Perception (of Success) Isn't Reality


Fred Perrotta

This graphic from a recent CB Insights newsletter shows the numbers behind three online mattress companies. Can you guess which is which?

Casper (#1), which seems omnipresent, is losing money and "is a fundamentally inferior company to two of its competitors." Only 11% of CB Insights' readers said they would want to be the founder of the first company on the list (Casper). The other two are Tuft & Needle and Saatva, two less heralded but arguably better performing companies.

I suspect readers would have voted differently if they were choosing companies by their names instead of by their numbers.

As the founder of a bootstrapped vcommerce company, I find data like this to be reassuring.

Seeing a well-funded company like Casper everywhere can seem discouraging. I find myself comparing Tortuga's success to the apparent (or imagined) success of other companies, especially ones that seem comparable or are in the same category.

How often you see a company isn't a measure of it's success. If the only number that the press mentions is "amount of VC money raised," the rest of the numbers probably aren't as impressive.

That money can easily be spent on press and every ad format available (Google, podcasts, newsletters, subways). Ad slots on unroll.me (an inbox-management tool) and podcasts are heavy with v-commerce companies.

The companies that you hear less about are focused on their businesses. The companies that you can't stop hearing about are focused on "growth." Not profit growth. Top-line (revenue) growth.

From A Tale of Two Mattress Companies:

Saatva claims it was in the black in its third month, which was crucial to its survival. For Casper, that doesn’t seem to be the point right now.

Ok, then.

"Every­body has to make the tradeoff between growth and profitability … In Casper’s case it makes sense to invest dollars in building the brand, not just for generating sales in the near term, but over the longer haul to build a category-defining company."

Fun fact: there is no long-haul unless the business is profitable or VCs are willing to subsidize growth indefinitely. In a competitive category like mattresses, Casper will try to spend VC money until their competition goes out of business then will try to actually make money.

Do people consider the economics of physical product companies when saying this stuff? Unlike tech companies that can "turn on monetization," achieve lock-in, or reach a tipping point of network effects, v-commerce companies can't magically turn on revenue or turn off costs. They are already incurring the costs of manufacturing and (presumably) charging money for their product. Their hope is to eliminate competition allowing them to increase prices and decrease marketing costs without killing the growth they need to keep attracting VC money or to IPO.

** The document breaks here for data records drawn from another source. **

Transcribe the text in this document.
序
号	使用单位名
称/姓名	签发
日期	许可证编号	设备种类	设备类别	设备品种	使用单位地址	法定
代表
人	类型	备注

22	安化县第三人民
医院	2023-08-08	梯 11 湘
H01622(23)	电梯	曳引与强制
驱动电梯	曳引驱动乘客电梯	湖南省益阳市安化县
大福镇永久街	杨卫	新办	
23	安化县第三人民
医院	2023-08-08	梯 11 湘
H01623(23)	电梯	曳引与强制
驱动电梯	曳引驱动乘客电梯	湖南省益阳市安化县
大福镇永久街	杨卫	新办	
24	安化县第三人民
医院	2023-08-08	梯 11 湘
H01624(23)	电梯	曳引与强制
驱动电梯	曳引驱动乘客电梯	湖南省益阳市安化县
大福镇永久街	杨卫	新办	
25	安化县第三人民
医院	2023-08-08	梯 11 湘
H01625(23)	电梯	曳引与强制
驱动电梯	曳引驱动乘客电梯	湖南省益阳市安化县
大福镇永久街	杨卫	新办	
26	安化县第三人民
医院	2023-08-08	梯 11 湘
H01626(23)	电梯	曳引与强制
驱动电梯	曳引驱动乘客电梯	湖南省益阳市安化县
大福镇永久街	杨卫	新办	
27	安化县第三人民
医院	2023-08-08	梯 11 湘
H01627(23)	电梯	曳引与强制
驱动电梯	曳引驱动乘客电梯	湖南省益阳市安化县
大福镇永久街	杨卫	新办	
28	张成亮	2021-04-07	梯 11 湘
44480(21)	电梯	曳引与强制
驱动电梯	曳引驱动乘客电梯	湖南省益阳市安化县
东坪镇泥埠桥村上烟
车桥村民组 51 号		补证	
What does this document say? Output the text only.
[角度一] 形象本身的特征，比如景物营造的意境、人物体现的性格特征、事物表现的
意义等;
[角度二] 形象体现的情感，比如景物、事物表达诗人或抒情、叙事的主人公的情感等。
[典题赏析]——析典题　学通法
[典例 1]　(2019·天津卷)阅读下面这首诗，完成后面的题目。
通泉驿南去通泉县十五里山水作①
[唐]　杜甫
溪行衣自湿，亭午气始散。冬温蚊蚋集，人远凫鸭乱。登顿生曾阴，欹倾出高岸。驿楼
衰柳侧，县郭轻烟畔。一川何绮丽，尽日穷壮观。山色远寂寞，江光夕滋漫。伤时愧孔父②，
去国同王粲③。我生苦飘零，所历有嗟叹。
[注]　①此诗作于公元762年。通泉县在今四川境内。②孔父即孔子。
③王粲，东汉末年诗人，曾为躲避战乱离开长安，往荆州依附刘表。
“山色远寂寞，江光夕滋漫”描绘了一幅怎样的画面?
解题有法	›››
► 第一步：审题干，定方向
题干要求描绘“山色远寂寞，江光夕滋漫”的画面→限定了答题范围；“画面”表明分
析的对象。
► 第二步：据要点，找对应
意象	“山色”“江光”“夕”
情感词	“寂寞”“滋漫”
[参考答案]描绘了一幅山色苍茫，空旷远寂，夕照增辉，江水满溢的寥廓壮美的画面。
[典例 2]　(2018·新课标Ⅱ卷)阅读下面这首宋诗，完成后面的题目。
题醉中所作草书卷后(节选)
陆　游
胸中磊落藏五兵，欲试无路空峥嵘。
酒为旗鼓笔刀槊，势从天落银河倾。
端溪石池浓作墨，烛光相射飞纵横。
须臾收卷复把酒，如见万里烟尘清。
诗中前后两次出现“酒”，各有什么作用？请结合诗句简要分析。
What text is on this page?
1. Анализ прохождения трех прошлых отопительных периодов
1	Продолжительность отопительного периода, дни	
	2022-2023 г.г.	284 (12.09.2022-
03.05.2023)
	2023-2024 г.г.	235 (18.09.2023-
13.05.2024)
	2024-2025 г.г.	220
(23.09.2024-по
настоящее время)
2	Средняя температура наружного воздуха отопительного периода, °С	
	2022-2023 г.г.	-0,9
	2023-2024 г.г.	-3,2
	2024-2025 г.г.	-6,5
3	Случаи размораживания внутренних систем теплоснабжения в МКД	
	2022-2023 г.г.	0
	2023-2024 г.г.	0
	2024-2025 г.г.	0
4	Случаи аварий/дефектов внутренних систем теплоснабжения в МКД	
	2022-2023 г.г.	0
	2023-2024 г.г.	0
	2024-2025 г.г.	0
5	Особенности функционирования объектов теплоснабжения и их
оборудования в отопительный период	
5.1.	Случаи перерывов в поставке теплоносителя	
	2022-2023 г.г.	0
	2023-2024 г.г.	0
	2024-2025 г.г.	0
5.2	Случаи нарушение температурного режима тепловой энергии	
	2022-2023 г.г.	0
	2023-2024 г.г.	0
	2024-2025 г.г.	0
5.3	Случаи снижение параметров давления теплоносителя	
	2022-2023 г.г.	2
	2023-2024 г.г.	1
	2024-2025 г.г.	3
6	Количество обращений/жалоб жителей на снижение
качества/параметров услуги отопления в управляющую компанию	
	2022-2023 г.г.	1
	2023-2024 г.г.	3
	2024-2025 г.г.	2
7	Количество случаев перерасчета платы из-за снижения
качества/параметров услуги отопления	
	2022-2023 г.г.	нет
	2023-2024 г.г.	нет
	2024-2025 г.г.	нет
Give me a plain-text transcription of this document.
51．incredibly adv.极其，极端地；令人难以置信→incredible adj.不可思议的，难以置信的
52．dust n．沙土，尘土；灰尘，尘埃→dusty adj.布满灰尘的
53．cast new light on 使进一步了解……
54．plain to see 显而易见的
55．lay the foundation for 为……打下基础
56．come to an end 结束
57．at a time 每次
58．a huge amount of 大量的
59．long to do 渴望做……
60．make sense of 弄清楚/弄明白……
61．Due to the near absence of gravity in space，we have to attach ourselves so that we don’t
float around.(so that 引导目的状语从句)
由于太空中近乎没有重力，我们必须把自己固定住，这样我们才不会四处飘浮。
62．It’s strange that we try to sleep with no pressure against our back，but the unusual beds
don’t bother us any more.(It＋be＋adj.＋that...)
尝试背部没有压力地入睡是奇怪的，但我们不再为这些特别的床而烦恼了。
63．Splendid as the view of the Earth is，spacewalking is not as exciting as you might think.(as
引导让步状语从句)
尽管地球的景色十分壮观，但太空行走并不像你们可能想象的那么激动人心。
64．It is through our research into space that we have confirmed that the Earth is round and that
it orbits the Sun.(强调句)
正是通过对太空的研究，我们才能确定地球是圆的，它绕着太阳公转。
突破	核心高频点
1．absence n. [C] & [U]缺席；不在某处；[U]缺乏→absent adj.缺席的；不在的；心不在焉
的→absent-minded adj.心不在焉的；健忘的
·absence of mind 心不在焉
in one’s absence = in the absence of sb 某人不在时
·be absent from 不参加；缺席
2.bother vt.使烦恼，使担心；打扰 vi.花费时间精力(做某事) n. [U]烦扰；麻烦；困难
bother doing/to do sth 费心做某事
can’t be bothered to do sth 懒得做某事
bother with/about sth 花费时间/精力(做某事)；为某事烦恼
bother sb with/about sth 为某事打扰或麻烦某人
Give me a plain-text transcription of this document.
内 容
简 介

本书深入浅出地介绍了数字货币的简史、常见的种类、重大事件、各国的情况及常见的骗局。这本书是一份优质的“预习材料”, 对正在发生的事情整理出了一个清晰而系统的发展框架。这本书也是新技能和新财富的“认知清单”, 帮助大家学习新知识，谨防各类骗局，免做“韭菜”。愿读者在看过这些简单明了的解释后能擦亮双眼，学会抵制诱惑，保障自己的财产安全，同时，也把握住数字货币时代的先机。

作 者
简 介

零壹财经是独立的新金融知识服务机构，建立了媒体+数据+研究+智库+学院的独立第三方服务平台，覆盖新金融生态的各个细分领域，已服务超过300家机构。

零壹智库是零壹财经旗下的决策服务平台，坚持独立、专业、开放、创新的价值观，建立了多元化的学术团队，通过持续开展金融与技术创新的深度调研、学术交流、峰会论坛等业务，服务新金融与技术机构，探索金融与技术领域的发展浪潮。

I'm deliberately writing about another category (mattresses) rather than ours (luggage) to make a point without just seeming bitter or jealous about companies in our category.


Even smaller brands that are far less reliant on outside money, even if they've raised some, can create a perception that is out of line with reality. Performance menswear company Mizzen + Main is also a heavy podcast advertiser. They're probably more well known for endorsements from JJ Watt and other pro athletes.

Yet, on a recent episode of Loose Threads, CEO Kevin Lavelle said that Mizzen + Main has had "on and off profitability for five years." To complement their outside money, they also received their first line of credit in 2016.

While Mizzen + Main is a bigger company than Tortuga by revenue (I assume) and headcount (21 vs 9), we have been profitable for the last 4 years and got our first line of credit in 2016 too.

My point is not to bash Mizzen + Main. I like what they're doing, and we're friendly with their team. The point is that you shouldn't measure yourself against other companies. You definitely shouldn't measure your reality against your perception of others.

This is counterproductive. You won't lose because someone else wins. You're playing your own game, even versus competitors in your category.

Remember that more startups die of indigestion than starvation.